Küçükaydın’ın dile getirdiği birçok konuyu daha önce ben kaleme almıştım. Örneğin Antalyaspor A.Ş. Başkanı Sinan Boztepe’nin Kültür ve Turizm Bakanı Mehmet Nuri Ersoy’a gidip hafriyat konusunu dile getirdiğini belirtmiştim. Yine valiliğin konuyla ilgili soruşturma açtığını ilk yazandım. Meslektaşım Küçükaydın ise dile getirdiğim konuları çok daha detaylı yazmış. İsim vererek, bazı belgeleri ortaya sererek.
Gazeteci Küçükaydın’ın bugün suçladığı kişiler de daha önce kendinden önceki yönetimi hedef göstermiş ve hafriyattan zarar edildiğini söylüyordu. Yani sizin anlayacağınız herkes herkesi suçluyor, hedef gösteriyor. Kırmızı beyazlı camia bu iddialarla çalkalanırken konuşması gerekenler ise sessiz sedasız köşesine çekilmiş.
Bana göre susmak kabullenmektir. O nedenle tatmin edici bir açıklama yapılması artık kaçınılmaz. Bekliyoruz.
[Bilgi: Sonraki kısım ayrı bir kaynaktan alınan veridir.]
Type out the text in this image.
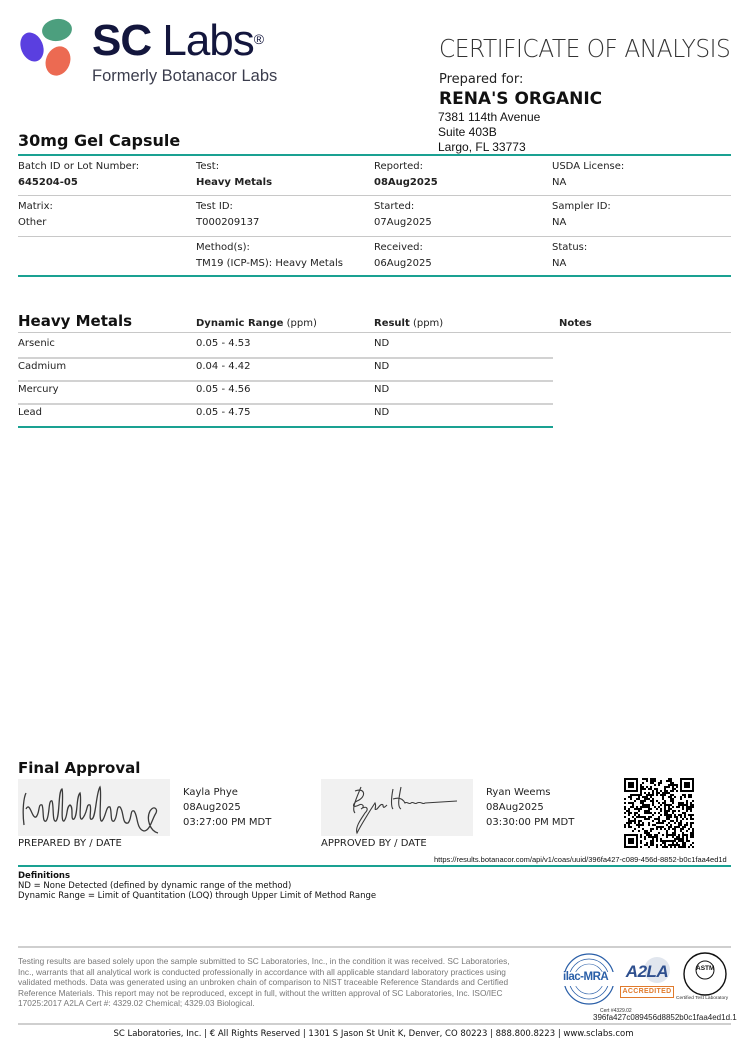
SC Labs®
Formerly Botanacor Labs
CERTIFICATE OF ANALYSIS
Prepared for:
RENA'S ORGANIC
7381 114th Avenue
Suite 403B
Largo, FL 33773
30mg Gel Capsule
Batch ID or Lot Number:
645204-05
Test:
Heavy Metals
Reported:
08Aug2025
USDA License:
NA
Matrix:
Other
Test ID:
T000209137
Started:
07Aug2025
Sampler ID:
NA
Method(s):
TM19 (ICP-MS): Heavy Metals
Received:
06Aug2025
Status:
NA
Heavy Metals	Dynamic Range (ppm)	Result (ppm)	Notes
Arsenic	0.05 - 4.53	ND
Cadmium	0.04 - 4.42	ND
Mercury	0.05 - 4.56	ND
Lead	0.05 - 4.75	ND
Final Approval
Kayla Phye
08Aug2025
03:27:00 PM MDT
PREPARED BY / DATE
Ryan Weems
08Aug2025
03:30:00 PM MDT
APPROVED BY / DATE
https://results.botanacor.com/api/v1/coas/uuid/396fa427-c089-456d-8852-b0c1faa4ed1d
Definitions
ND = None Detected (defined by dynamic range of the method)
Dynamic Range = Limit of Quantitation (LOQ) through Upper Limit of Method Range
Testing results are based solely upon the sample submitted to SC Laboratories, Inc., in the condition it was received. SC Laboratories,
Inc., warrants that all analytical work is conducted professionally in accordance with all applicable standard laboratory practices using
validated methods. Data was generated using an unbroken chain of comparison to NIST traceable Reference Standards and Certified
Reference Materials. This report may not be reproduced, except in full, without the written approval of SC Laboratories, Inc. ISO/IEC
17025:2017 A2LA Cert #: 4329.02 Chemical; 4329.03 Biological.
ilac-MRA A2LA
ACCREDITED
ASTM
Certified Test Laboratory
Cert #4329.02
396fa427c089456d8852b0c1faa4ed1d.1
SC Laboratories, Inc. | € All Rights Reserved | 1301 S Jason St Unit K, Denver, CO 80223 | 888.800.8223 | www.sclabs.com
Futbol klüplerine siyasiler ve/veya kamu yöneticileri tarafından tanınan yer tahsisi,işletme tahsisi,vergi silme,yapılandırma vb.tüm kayırmacılık son bulmalı.Tüm vatandaşın hakkı olan kazanımların futbolculara milyon dolarlar saçarak heba edilmesi kabul edilemez.Tüm klüp yönetimi klubü kendi yağı ile kavurmayı sağlayamıyacaksa ortaya çıkmasın.Avrupa da bir örneği varmı bu gibi kayırmacılığın.Futbolcular milyon dolarları alsın,klüp yöneticileri zevki sefa sürsün gariban vatandaş da bunları finanse etsin.Ne güzel dünya
Antalyasporu her gelen yönetici reklam olarak kullanmaya devam ederse ortada Antalyaspor diye bir takım kalmayacak! Herkes Antalyaspordan bir şeyler alıyor! Ama hiç bir şey vermiyor!